Apple in Streit um gedrosselte iPhones zur Zahlung von 500 Millionen Dollar bereit

Apple will Rechtsstreit um iPhones hinter sich bringen

Im Rechtsstreit um gedrosselte iPhones hat sich der Technologiekonzern Apple in den USA zur Zahlung von bis zu 500 Millionen Dollar (453 Millionen Euro) bereit erklärt. Einem entsprechenden Vergleich mit iPhone-Besitzern soll ein Richter im Bundesstaat Kalifornien im April zustimmen, wie aus Gerichtsdokumenten hervorgeht. Damit sollen US-Kunden des Smartphone-Herstellers entschädigt und ihre Anwaltskosten übernommen werden. Apple vermeidet damit einen langwierigen Prozess.

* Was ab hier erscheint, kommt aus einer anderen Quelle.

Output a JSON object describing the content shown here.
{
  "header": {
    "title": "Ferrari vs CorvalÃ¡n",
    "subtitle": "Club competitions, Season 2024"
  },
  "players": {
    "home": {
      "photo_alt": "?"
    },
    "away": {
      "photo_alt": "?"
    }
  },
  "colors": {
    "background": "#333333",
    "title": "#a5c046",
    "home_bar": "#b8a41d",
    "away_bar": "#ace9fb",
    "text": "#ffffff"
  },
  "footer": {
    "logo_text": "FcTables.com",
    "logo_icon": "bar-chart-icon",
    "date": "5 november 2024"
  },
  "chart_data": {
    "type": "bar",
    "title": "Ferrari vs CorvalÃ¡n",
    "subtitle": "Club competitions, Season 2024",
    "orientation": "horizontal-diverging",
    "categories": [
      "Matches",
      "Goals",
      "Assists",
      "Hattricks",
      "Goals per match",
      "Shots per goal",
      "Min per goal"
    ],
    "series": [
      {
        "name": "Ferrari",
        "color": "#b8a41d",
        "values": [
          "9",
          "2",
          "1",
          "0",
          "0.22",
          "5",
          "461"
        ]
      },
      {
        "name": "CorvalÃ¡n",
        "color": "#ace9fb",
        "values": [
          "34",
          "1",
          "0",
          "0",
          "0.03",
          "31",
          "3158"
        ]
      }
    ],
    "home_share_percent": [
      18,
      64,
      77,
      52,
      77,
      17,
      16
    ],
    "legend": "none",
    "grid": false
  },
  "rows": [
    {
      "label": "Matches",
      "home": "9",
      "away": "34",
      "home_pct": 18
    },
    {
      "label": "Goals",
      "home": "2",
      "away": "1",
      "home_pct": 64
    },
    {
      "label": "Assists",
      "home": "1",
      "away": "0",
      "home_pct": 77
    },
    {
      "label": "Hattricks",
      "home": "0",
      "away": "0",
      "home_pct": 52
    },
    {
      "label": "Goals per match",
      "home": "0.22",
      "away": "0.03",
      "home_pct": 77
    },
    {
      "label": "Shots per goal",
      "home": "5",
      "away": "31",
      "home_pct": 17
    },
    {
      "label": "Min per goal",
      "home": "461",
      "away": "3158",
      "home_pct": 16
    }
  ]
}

Apple hatte im Dezember 2017 eingeräumt, dass ältere iPhone-Modelle per Software-Update verlangsamt wurden. Damit sollte nach Angaben des US-Konzerns verhindert werden, dass die Geräte sich angesichts einer schwächeren Akku-Leistung plötzlich ausschalten. Kritiker warfen Apple aber vor, Kunden damit zum Kauf neuer Smartphones drängen zu wollen.

Angesichts der Empörung musste der Konzern ein neues Software-Update nachliefern und Rabatte auf neue Batterien anbieten. In Frankreich erklärte sich Apple in der Affäre laut Behörden kürzlich bereit, 25 Millionen Euro zu zahlen.

Laut dem in den USA anvisierten Vergleich soll der Konzern mindestens 310 Millionen Dollar, höchstens aber 500 Millionen Dollar zahlen. Besitzer eines iPhones 7 oder älterer Modelle sollen demnach pro Gerät 25 Dollar erhalten. Die Zahl kann sich verändern, je nachdem wie viele Kunden Entschädigung verlangen. Die Anwälte der Kläger sollen mehr als 90 Millionen Dollar erhalten.

Zudem muss Apple für einen Monat lang eine Erklärung auf seiner Website veröffentlichen. Dennoch zeigte sich der Konzern zufrieden, über den Vergleich einen Prozess zu vermeiden. "Wir sind glücklich über den Ausgang", erklärte Apple.

Bereits im Oktober 2018 hatten Italiens Kartellbehörde Apple sowie dessen Konkurrenten Samsung mit Millionenstrafen wegen "geplanten Verschleißes" ihrer Smartphones belegt. Apple musste wegen gezielter Drosselung der Leistungsfähigkeit älterer Geräte zehn Millionen Euro Strafe zahlen.